A Nolo l’opera del collettivo Fatto da YO per l’uscita del disco di esordio della musicista slovacca

Il murale dedicato a Karin Ann realizzato dal laboratorio creativo “Fatto da YO”

Il murale dedicato a Karin Ann realizzato dal laboratorio creativo “Fatto da YO”

Milano – In zona NoLo è comparso un nuovo murale: lo hanno realizzato gli street artist del laboratorio creativo Fatto da YO per celebrare l’uscita di “through the telescope”, album di esordio della cantautrice indie-folk-rock slovacca Karin Ann. Un tributo della città di Milano alla giovane artista queer, attivista per i diritti Lgbtqa+.

Insieme all’album, Karin Ann, ha lanciato il video musicale del singolo “I don’t believe in God”, canzone scritta durante una pausa causata da alcuni problemi di salute. Il brano è una riflessione sui dilemmi spirituali, influenzata dall'esperienza di Karin come donna queer in un ambiente conservatore e cristiano.

Nel video è inoltre presente un cameo della celebre cantante britannica Imogen Heap, con cui Karin Ann ha collaborato per il remix del suo penultimo singolo, "False gold". Se la canzone racconta di lotte personali, il video musicale approfondisce i temi della persecuzione religiosa e dell'ingiustizia sociale, ispirandosi ad eventi storici come i processi alle streghe.

"Prima ancora di prendere in considerazione l'idea di realizzare questo album – ha detto Karin Ann – ero a un punto di rottura in cui pensavo seriamente di abbandonare la musica a causa della mia condizione di salute in peggioramento.

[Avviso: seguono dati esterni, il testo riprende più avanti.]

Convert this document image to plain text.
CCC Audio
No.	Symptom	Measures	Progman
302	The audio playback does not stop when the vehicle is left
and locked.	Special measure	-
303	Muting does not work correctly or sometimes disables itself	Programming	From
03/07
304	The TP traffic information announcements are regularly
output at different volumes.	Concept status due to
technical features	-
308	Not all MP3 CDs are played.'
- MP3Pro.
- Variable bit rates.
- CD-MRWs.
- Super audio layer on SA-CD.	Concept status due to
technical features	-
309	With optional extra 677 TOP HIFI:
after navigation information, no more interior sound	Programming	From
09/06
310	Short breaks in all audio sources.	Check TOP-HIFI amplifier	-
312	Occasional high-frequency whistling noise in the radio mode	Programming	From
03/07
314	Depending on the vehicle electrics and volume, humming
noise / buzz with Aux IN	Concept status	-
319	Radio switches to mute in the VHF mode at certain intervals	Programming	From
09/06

Benjamin, il mio collaboratore per l'album, è entrato inaspettatamente in scena e, successivamente, è arrivato Will. Entrambi hanno ispirato una nuova ondata di creatività e l'album è riuscito anche meglio di quanto immaginassi. Questo progetto è stato un lavoro d'amore, libero da pressioni esterne, che ci ha permesso di creare una narrazione che riflette la nostra comune simbiosi artistica”.

L’album “through the telescope” è prodotto in collaborazione con gli americani Benjamin Lazar Davis e Will Graefe degli Okkervil River e rivela tutta la versatilità di Karin Ann, capace di passare dal folk al rock fino alla disco gotica sfruttando una vasta gamma di ispirazioni, tra cui Mazzy Star, Stevie Nicks e David Bowie.

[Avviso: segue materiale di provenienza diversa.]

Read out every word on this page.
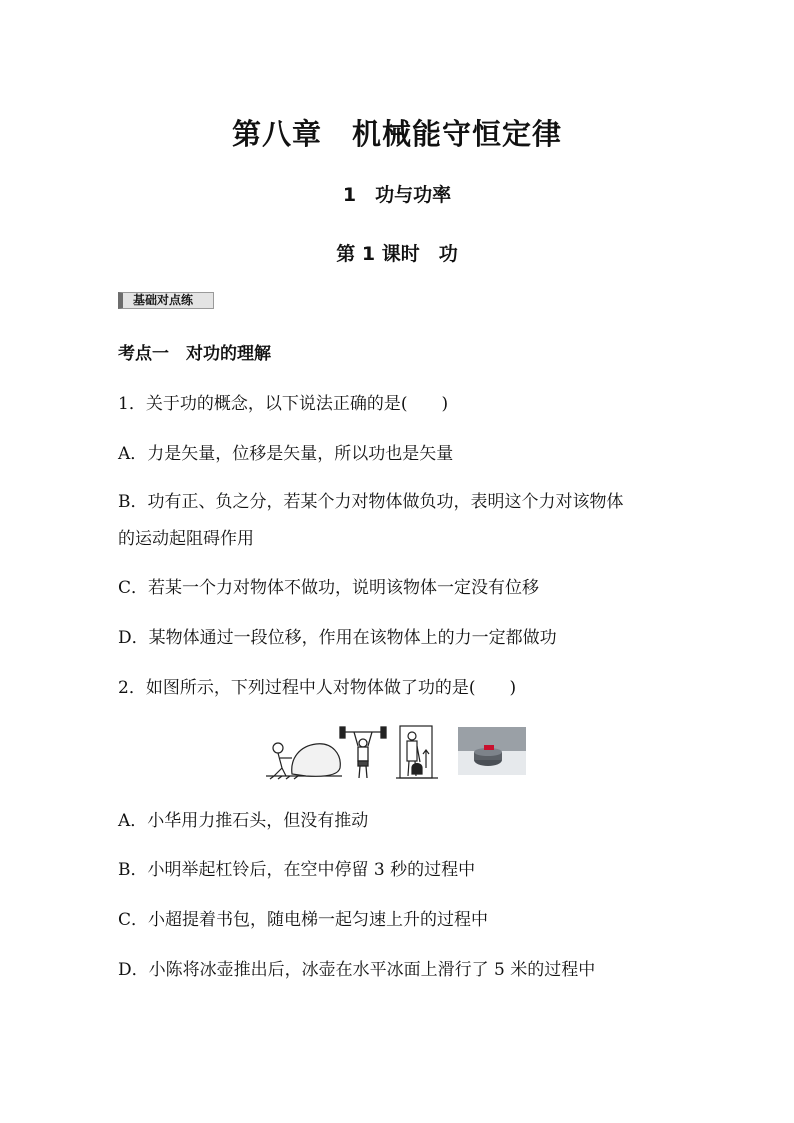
第八章　机械能守恒定律
1　功与功率
第 1 课时　功
基础对点练
考点一　对功的理解
1．关于功的概念，以下说法正确的是(　　)
A．力是矢量，位移是矢量，所以功也是矢量
B．功有正、负之分，若某个力对物体做负功，表明这个力对该物体
的运动起阻碍作用
C．若某一个力对物体不做功，说明该物体一定没有位移
D．某物体通过一段位移，作用在该物体上的力一定都做功
2．如图所示，下列过程中人对物体做了功的是(　　)
A．小华用力推石头，但没有推动
B．小明举起杠铃后，在空中停留 3 秒的过程中
C．小超提着书包，随电梯一起匀速上升的过程中
D．小陈将冰壶推出后，冰壶在水平冰面上滑行了 5 米的过程中
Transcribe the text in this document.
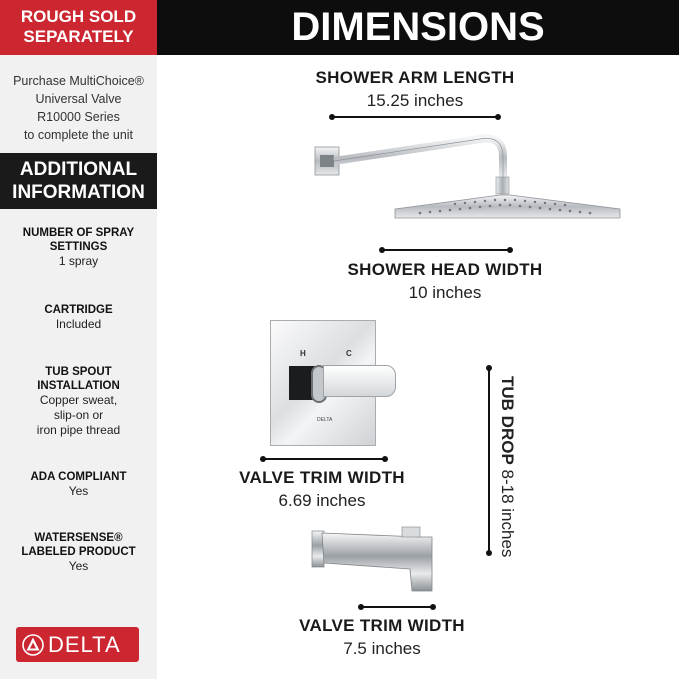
ROUGH SOLD
SEPARATELY
Purchase MultiChoice®
Universal Valve
R10000 Series
to complete the unit
ADDITIONAL
INFORMATION
NUMBER OF SPRAY
SETTINGS
1 spray
CARTRIDGE
Included
TUB SPOUT
INSTALLATION
Copper sweat,
slip-on or
iron pipe thread
ADA COMPLIANT
Yes
WATERSENSE®
LABELED PRODUCT
Yes
DELTA
DIMENSIONS
SHOWER ARM LENGTH
15.25 inches
SHOWER HEAD WIDTH
10 inches
H	C
DELTA
VALVE TRIM WIDTH
6.69 inches
TUB DROP 8-18 inches
VALVE TRIM WIDTH
7.5 inches
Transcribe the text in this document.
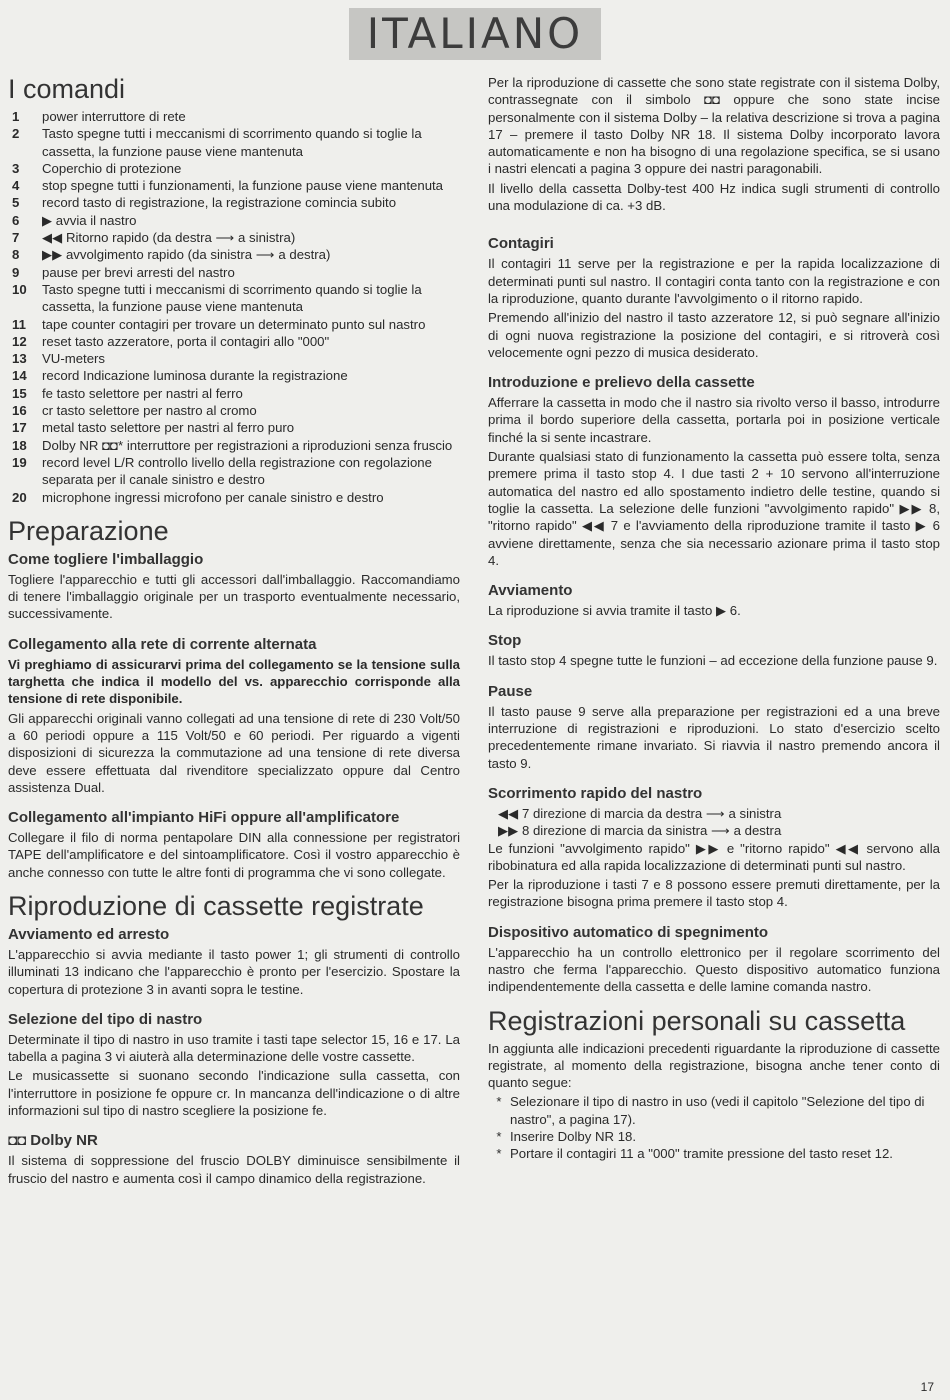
ITALIANO
I comandi
1	power interruttore di rete
2	Tasto spegne tutti i meccanismi di scorrimento quando si toglie la cassetta, la funzione pause viene mantenuta
3	Coperchio di protezione
4	stop spegne tutti i funzionamenti, la funzione pause viene mantenuta
5	record tasto di registrazione, la registrazione comincia subito
6	▶ avvia il nastro
7	◀◀ Ritorno rapido (da destra ⟶ a sinistra)
8	▶▶ avvolgimento rapido (da sinistra ⟶ a destra)
9	pause per brevi arresti del nastro
10	Tasto spegne tutti i meccanismi di scorrimento quando si toglie la cassetta, la funzione pause viene mantenuta
11	tape counter contagiri per trovare un determinato punto sul nastro
12	reset tasto azzeratore, porta il contagiri allo "000"
13	VU-meters
14	record Indicazione luminosa durante la registrazione
15	fe tasto selettore per nastri al ferro
16	cr tasto selettore per nastro al cromo
17	metal tasto selettore per nastri al ferro puro
18	Dolby NR ◘◘* interruttore per registrazioni a riproduzioni senza fruscio
19	record level L/R controllo livello della registrazione con regolazione separata per il canale sinistro e destro
20	microphone ingressi microfono per canale sinistro e destro
Preparazione
Come togliere l'imballaggio

Togliere l'apparecchio e tutti gli accessori dall'imballaggio. Raccomandiamo di tenere l'imballaggio originale per un trasporto eventualmente necessario, successivamente.

Collegamento alla rete di corrente alternata

Vi preghiamo di assicurarvi prima del collegamento se la tensione sulla targhetta che indica il modello del vs. apparecchio corrisponde alla tensione di rete disponibile.

Gli apparecchi originali vanno collegati ad una tensione di rete di 230 Volt/50 a 60 periodi oppure a 115 Volt/50 e 60 periodi. Per riguardo a vigenti disposizioni di sicurezza la commutazione ad una tensione di rete diversa deve essere effettuata dal rivenditore specializzato oppure dal Centro assistenza Dual.

Collegamento all'impianto HiFi oppure all'amplificatore

Collegare il filo di norma pentapolare DIN alla connessione per registratori TAPE dell'amplificatore e del sintoamplificatore. Così il vostro apparecchio è anche connesso con tutte le altre fonti di programma che vi sono collegate.

Riproduzione di cassette registrate
Avviamento ed arresto

L'apparecchio si avvia mediante il tasto power 1; gli strumenti di controllo illuminati 13 indicano che l'apparecchio è pronto per l'esercizio. Spostare la copertura di protezione 3 in avanti sopra le testine.

Selezione del tipo di nastro

Determinate il tipo di nastro in uso tramite i tasti tape selector 15, 16 e 17. La tabella a pagina 3 vi aiuterà alla determinazione delle vostre cassette.

Le musicassette si suonano secondo l'indicazione sulla cassetta, con l'interruttore in posizione fe oppure cr. In mancanza dell'indicazione o di altre informazioni sul tipo di nastro scegliere la posizione fe.

◘◘ Dolby NR

Il sistema di soppressione del fruscio DOLBY diminuisce sensibilmente il fruscio del nastro e aumenta così il campo dinamico della registrazione.

Per la riproduzione di cassette che sono state registrate con il sistema Dolby, contrassegnate con il simbolo ◘◘ oppure che sono state incise personalmente con il sistema Dolby – la relativa descrizione si trova a pagina 17 – premere il tasto Dolby NR 18. Il sistema Dolby incorporato lavora automaticamente e non ha bisogno di una regolazione specifica, se si usano i nastri elencati a pagina 3 oppure dei nastri paragonabili.

Il livello della cassetta Dolby-test 400 Hz indica sugli strumenti di controllo una modulazione di ca. +3 dB.

Contagiri

Il contagiri 11 serve per la registrazione e per la rapida localizzazione di determinati punti sul nastro. Il contagiri conta tanto con la registrazione e con la riproduzione, quanto durante l'avvolgimento o il ritorno rapido.

Premendo all'inizio del nastro il tasto azzeratore 12, si può segnare all'inizio di ogni nuova registrazione la posizione del contagiri, e si ritroverà così velocemente ogni pezzo di musica desiderato.

Introduzione e prelievo della cassette

Afferrare la cassetta in modo che il nastro sia rivolto verso il basso, introdurre prima il bordo superiore della cassetta, portarla poi in posizione verticale finché la si sente incastrare.

Durante qualsiasi stato di funzionamento la cassetta può essere tolta, senza premere prima il tasto stop 4. I due tasti 2 + 10 servono all'interruzione automatica del nastro ed allo spostamento indietro delle testine, quando si toglie la cassetta. La selezione delle funzioni "avvolgimento rapido" ▶▶ 8, "ritorno rapido" ◀◀ 7 e l'avviamento della riproduzione tramite il tasto ▶ 6 avviene direttamente, senza che sia necessario azionare prima il tasto stop 4.

Avviamento

La riproduzione si avvia tramite il tasto ▶ 6.

Stop

Il tasto stop 4 spegne tutte le funzioni – ad eccezione della funzione pause 9.

Pause

Il tasto pause 9 serve alla preparazione per registrazioni ed a una breve interruzione di registrazioni e riproduzioni. Lo stato d'esercizio scelto precedentemente rimane invariato. Si riavvia il nastro premendo ancora il tasto 9.

Scorrimento rapido del nastro

◀◀ 7 direzione di marcia da destra ⟶ a sinistra

▶▶ 8 direzione di marcia da sinistra ⟶ a destra

Le funzioni "avvolgimento rapido" ▶▶ e "ritorno rapido" ◀◀ servono alla ribobinatura ed alla rapida localizzazione di determinati punti sul nastro.

Per la riproduzione i tasti 7 e 8 possono essere premuti direttamente, per la registrazione bisogna prima premere il tasto stop 4.

Dispositivo automatico di spegnimento

L'apparecchio ha un controllo elettronico per il regolare scorrimento del nastro che ferma l'apparecchio. Questo dispositivo automatico funziona indipendentemente della cassetta e delle lamine comanda nastro.

Registrazioni personali su cassetta

In aggiunta alle indicazioni precedenti riguardante la riproduzione di cassette registrate, al momento della registrazione, bisogna anche tener conto di quanto segue:

* Selezionare il tipo di nastro in uso (vedi il capitolo "Selezione del tipo di nastro", a pagina 17).
* Inserire Dolby NR 18.
* Portare il contagiri 11 a "000" tramite pressione del tasto reset 12.
17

La musica è inoltre direttamente influenzata dalla sua passione, fin dalla giovane età, per le partiture strumentali e dalla sua educazione che include esperienze nella musica classica, nel pattinaggio artistico e nel balletto.

La musica di Karin Ann affronta i temi dell'uguaglianza di genere, della salute mentale e dei diritti umani, esplorando le lotte interiori dei giovani, come l'amore giovanile, le relazioni tossiche e le insicurezze.